Uncovering disparities

Even when patients' insurance coverage, income, age and severity of conditions are comparable, there are significant differences in how minorities are treated, the federal Institutes of Medicine found in a 2002 report.

Minorities are less likely to receive even routine medical procedures and receive lower-quality services.

Economics, a lack of health insurance, limited access to care and a spotty understanding of the health care system all play into the problem, doctors say. Some patients need continuing assistance, said Clem Bezold, chairman of the Institute of Alternative Futures, an Alexandria, Va.-based organization aimed at reducing disparities.

"Once [minorities are] screened," Bezold said, "the question is: Do they get into the treatment and can they follow the routine of treatment and do they understand it?"

In the 1960s, Freeman had initially thought a lack of cancer screenings in Harlem was behind the disparities he was seeing.

"The first thing I did was set up sites where women with breast cancer in Harlem could receive free screening and mammograms, even if they couldn't pay," he said.

But that revealed another set of problems. Most of the women receiving the free or low-cost mammograms were poor and at least half were uninsured, which meant those with abnormal findings couldn't afford the biopsies and treatment they needed.

In 1988, Freeman became president of the American Cancer Society. Throughout the country, he heard from America's medically underserved.

"Whether white or black or Native American or Hispanic or Asian, they said some things that were universal: 'We meet barriers when we attempt to get into the health care system for treatment, even when we have cancer,' " he said.

Navigating to success

Freeman created the first navigators in 1990, as Harlem Hospital's director of surgery. He reached out to non-professional people whose "compassion, articulateness and concern" made them good candidates.

Besides poverty, many Harlem patients faced communication barriers: They didn't understand what their doctor told them, or didn't speak English at all or distrusted the health care system. Others struggled to keep track of appointments with surgeons, radiologists and internists or needed help with transportation and day care for their children.

"Essentially, women perceived the process of being diagnosed as being more painful than the pain was," Freeman said.

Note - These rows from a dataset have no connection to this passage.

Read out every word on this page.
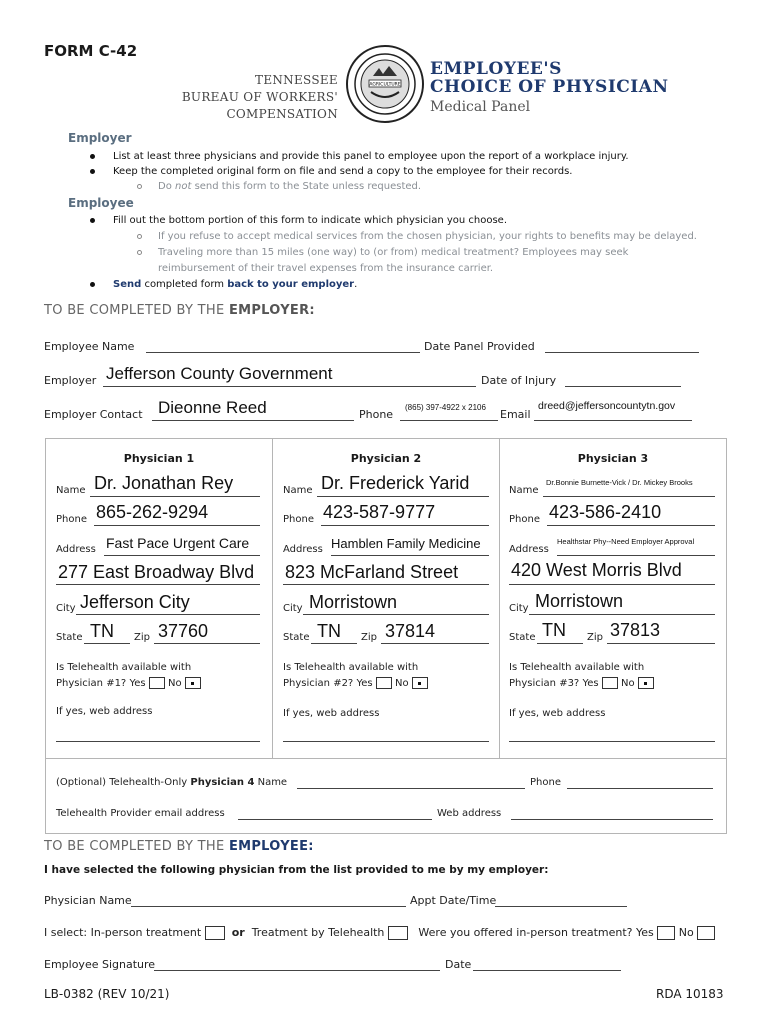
FORM C-42
TENNESSEE
BUREAU OF WORKERS' COMPENSATION
AGRICULTURE
EMPLOYEE'S
CHOICE OF PHYSICIAN
Medical Panel
Employer
List at least three physicians and provide this panel to employee upon the report of a workplace injury.
Keep the completed original form on file and send a copy to the employee for their records.
Do not send this form to the State unless requested.
Employee
Fill out the bottom portion of this form to indicate which physician you choose.
If you refuse to accept medical services from the chosen physician, your rights to benefits may be delayed.
Traveling more than 15 miles (one way) to (or from) medical treatment? Employees may seek
reimbursement of their travel expenses from the insurance carrier.
Send completed form back to your employer.
TO BE COMPLETED BY THE EMPLOYER:
Employee Name	Date Panel Provided
Employer Jefferson County Government	Date of Injury
Employer Contact Dieonne Reed	Phone
(865) 397-4922 x 2106
Email
dreed@jeffersoncountytn.gov
Physician 1
Name Dr. Jonathan Rey
Phone 865-262-9294
Address Fast Pace Urgent Care
277 East Broadway Blvd
City Jefferson City
State TN Zip 37760
Is Telehealth available with
Physician #1? Yes No
If yes, web address
Physician 2
Name Dr. Frederick Yarid
Phone 423-587-9777
Address Hamblen Family Medicine
823 McFarland Street
City Morristown
State TN Zip 37814
Is Telehealth available with
Physician #2? Yes No
If yes, web address
Physician 3
Name
Dr.Bonnie Burnette-Vick / Dr. Mickey Brooks
Phone 423-586-2410
Address
Healthstar Phy--Need Employer Approval
420 West Morris Blvd
City Morristown
State TN Zip 37813
Is Telehealth available with
Physician #3? Yes No
If yes, web address
(Optional) Telehealth-Only Physician 4 Name	Phone
Telehealth Provider email address	Web address
TO BE COMPLETED BY THE EMPLOYEE:
I have selected the following physician from the list provided to me by my employer:
Physician Name	Appt Date/Time
I select: In-person treatment	or Treatment by Telehealth	Were you offered in-person treatment? Yes No
Employee Signature	Date
LB-0382 (REV 10/21)	RDA 10183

Navigators helped women to enroll in public health insurance, to get free, federally-funded cancer screenings and free prescription drugs provided by pharmaceutical companies.

"There is an awful lot of support systems that are available that people don't know about," Freeman said.

Harlem Hospital's new numbers? For a six-year period ending in 2000, 325 women were diagnosed with breast cancer. But 41 percent were diagnosed with stage zero or 1 cancer; only 21 percent had stage 3 or 4.

And their five-year survival rate - once as low as 39 percent in the mid-1980s - was now at 70 percent.

'Vital to survival'

Today there are about 600 navigator programs around the country, run by government agencies, non-profit organizations and corporations, said Freeman, now president of the Ralph Lauren Center for Cancer Care and Prevention in New York City. Patient navigators also are working in Canada and Europe.

At the AMC Cancer Research Center in Colorado, researcher Linda Burhansstipanov paired navigators with American Indian women 40 and older in Denver and Los Angeles. They worked in Native American Women's Wellness through Awareness (NAWWA), a program aimed at boosting breast cancer screenings in urban American Indians.

Not only did the number of women participating more than double, there was a significant drop in canceled appointments and a jump in clinic calls and visitors.

Patient navigator Lisa Harjo said she strives to help her Colorado patients understand their experience in a culturally sensitive way. That empowers them to mobilize, make appointments and work with doctors to battle disease, she said.

"We're . . .finding one thing that is so vital to survival is that personal sense of who you are and that cultural sense of who you are," she said.


Lisa Rosetta covers health policy and reform for the Salt Lake Tribune.